The transfer only pays off if you can clear the full balance before the intro period ends. Miss that deadline and the regular APR applies to whatever is left. Do not put new purchases on the transfer card; purchases usually start accruing interest immediately because your payments are applied to the 0% balance first.

Avalanche vs Snowball for Multi-Card Debt

If you carry balances on more than one card, make the minimum on every card, then throw every extra dollar at one card at a time. Two methods exist for picking which card gets the extra:

  • Avalanche (math-optimal): target the card with the highest APR first. Saves the most interest over the full payoff. A 28% store card before a 19% travel card, even if the store card balance is larger.
  • Snowball (motivation-optimal): target the card with the smallest balance first. You clear a card faster, which creates momentum. The total interest paid is slightly higher, but the behavioral payoff keeps many people on track.
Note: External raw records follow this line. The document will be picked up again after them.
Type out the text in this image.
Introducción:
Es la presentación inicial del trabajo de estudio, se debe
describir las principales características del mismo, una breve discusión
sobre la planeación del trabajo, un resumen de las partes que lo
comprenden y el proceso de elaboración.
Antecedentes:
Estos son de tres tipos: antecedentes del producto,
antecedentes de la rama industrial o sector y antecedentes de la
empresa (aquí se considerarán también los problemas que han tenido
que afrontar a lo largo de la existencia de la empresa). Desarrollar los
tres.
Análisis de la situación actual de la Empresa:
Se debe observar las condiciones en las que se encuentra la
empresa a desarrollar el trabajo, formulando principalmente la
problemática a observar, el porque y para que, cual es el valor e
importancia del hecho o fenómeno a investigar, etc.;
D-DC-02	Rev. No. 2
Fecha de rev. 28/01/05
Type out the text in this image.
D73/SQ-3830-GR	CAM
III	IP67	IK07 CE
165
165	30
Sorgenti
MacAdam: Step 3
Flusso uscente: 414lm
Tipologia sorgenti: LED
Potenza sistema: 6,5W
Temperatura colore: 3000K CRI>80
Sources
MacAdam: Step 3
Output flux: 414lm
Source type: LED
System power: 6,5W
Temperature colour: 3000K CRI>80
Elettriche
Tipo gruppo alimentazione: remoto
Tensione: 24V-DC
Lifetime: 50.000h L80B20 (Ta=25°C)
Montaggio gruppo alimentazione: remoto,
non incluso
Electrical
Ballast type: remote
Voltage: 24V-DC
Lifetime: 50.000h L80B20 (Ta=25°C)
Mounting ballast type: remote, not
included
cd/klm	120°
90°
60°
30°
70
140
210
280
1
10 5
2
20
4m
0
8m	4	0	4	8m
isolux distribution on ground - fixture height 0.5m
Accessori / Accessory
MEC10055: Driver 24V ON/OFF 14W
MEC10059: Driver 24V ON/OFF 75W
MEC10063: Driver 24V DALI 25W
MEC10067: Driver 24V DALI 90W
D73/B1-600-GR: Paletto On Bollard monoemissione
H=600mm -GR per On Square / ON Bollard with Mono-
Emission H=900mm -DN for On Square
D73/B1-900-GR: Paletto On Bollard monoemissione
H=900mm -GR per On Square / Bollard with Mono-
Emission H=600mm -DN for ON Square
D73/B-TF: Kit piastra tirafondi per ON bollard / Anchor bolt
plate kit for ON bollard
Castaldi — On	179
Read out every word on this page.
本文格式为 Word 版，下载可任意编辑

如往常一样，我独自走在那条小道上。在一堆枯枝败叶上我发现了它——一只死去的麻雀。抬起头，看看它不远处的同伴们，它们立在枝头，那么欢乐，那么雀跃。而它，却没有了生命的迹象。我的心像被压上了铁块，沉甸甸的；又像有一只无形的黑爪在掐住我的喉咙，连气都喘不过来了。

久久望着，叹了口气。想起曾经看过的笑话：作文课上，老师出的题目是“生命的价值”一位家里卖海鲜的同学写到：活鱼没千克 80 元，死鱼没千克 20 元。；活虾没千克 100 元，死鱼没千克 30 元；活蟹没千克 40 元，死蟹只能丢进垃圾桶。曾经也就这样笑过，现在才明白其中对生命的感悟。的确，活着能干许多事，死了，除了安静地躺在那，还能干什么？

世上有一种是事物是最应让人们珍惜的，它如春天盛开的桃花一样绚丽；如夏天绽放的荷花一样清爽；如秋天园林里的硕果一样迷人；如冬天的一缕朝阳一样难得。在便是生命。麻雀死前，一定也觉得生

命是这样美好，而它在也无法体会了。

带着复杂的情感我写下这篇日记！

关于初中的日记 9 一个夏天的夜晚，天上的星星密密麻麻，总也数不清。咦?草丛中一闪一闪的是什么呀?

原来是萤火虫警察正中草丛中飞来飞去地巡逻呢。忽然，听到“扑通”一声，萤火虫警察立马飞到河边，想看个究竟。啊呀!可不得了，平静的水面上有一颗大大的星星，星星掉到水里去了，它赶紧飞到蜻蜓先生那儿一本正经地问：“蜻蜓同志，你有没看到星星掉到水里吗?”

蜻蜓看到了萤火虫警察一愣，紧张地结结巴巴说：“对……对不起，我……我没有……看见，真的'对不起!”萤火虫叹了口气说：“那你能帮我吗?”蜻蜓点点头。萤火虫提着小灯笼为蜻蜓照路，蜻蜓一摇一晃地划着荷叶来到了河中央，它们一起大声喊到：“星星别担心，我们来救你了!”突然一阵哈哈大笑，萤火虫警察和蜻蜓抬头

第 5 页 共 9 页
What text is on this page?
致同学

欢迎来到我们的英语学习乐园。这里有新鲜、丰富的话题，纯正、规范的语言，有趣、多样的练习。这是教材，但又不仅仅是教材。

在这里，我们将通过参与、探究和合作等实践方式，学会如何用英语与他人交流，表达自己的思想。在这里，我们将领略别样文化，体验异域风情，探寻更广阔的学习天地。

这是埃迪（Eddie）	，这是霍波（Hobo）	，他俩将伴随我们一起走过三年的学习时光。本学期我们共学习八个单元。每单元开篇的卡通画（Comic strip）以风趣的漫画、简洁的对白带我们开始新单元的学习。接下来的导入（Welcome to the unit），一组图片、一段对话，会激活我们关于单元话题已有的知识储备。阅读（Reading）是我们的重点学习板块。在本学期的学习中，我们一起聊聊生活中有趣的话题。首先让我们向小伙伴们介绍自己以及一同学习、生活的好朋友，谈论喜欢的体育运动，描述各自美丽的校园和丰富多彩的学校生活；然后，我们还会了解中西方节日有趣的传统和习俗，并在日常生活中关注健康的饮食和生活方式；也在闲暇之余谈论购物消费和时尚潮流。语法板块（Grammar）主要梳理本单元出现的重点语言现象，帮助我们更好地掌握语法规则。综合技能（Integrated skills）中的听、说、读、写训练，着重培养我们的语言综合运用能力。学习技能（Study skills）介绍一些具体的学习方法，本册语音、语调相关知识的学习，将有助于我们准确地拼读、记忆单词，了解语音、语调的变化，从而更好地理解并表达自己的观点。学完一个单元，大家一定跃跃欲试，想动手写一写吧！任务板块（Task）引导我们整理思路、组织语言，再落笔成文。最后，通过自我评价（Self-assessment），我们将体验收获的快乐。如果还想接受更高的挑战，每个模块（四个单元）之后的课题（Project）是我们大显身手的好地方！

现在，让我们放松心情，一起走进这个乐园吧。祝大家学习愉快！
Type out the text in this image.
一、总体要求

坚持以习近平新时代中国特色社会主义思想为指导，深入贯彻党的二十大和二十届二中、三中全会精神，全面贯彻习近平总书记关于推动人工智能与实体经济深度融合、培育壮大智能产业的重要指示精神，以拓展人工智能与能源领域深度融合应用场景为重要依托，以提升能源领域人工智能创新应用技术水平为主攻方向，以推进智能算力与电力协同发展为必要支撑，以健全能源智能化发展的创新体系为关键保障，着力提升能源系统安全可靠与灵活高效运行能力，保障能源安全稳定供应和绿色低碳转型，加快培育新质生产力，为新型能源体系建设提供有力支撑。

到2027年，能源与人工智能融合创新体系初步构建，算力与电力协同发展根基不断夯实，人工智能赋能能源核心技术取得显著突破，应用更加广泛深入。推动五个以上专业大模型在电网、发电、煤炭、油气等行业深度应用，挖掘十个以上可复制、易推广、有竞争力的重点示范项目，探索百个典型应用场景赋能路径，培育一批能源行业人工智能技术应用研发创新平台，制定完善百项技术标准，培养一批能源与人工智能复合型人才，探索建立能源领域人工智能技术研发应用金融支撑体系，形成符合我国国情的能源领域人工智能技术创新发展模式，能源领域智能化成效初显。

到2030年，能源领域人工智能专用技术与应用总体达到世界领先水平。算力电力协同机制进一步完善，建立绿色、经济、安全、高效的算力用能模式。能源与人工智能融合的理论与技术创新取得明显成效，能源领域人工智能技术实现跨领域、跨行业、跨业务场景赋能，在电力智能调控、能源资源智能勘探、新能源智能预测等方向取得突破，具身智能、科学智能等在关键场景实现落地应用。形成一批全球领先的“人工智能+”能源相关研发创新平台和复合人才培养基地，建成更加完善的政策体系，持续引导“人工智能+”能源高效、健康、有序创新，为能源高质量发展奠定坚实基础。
Run the numbers both ways. If the interest difference is under a few hundred dollars over the life of the payoff, snowball often wins in practice because completion rates are higher. If you are paying thousands more in interest, avalanche is the better call.

How Credit Card Grace Periods Actually Work

If you pay your statement balance in full by the due date, new purchases made during the next billing cycle carry no interest. This is the grace period, and it only exists while you pay in full. The moment you carry any balance from one cycle to the next, the grace period disappears, and every new purchase starts accruing interest from the day it posts. That is why the advice "always pay in full" matters: partial payment costs you interest on both the old carried balance and on anything new you buy.

To restore the grace period, you typically need to pay the statement balance in full for one or two consecutive cycles, depending on the issuer. Check your cardmember agreement for the exact language; some cards reinstate it immediately, others require two clean cycles.

Frequently Asked Questions

With minimum payments only (typically 1% to 3% of the balance), a $5,000 balance at 22% APR takes over 10 years to pay off and costs more than $5,000 in interest. On a $10,000 balance at 24% APR, minimum payments extend payoff to 30+ years and total interest exceeds the original debt several times over. This is why even small increases above the minimum have a dramatic effect.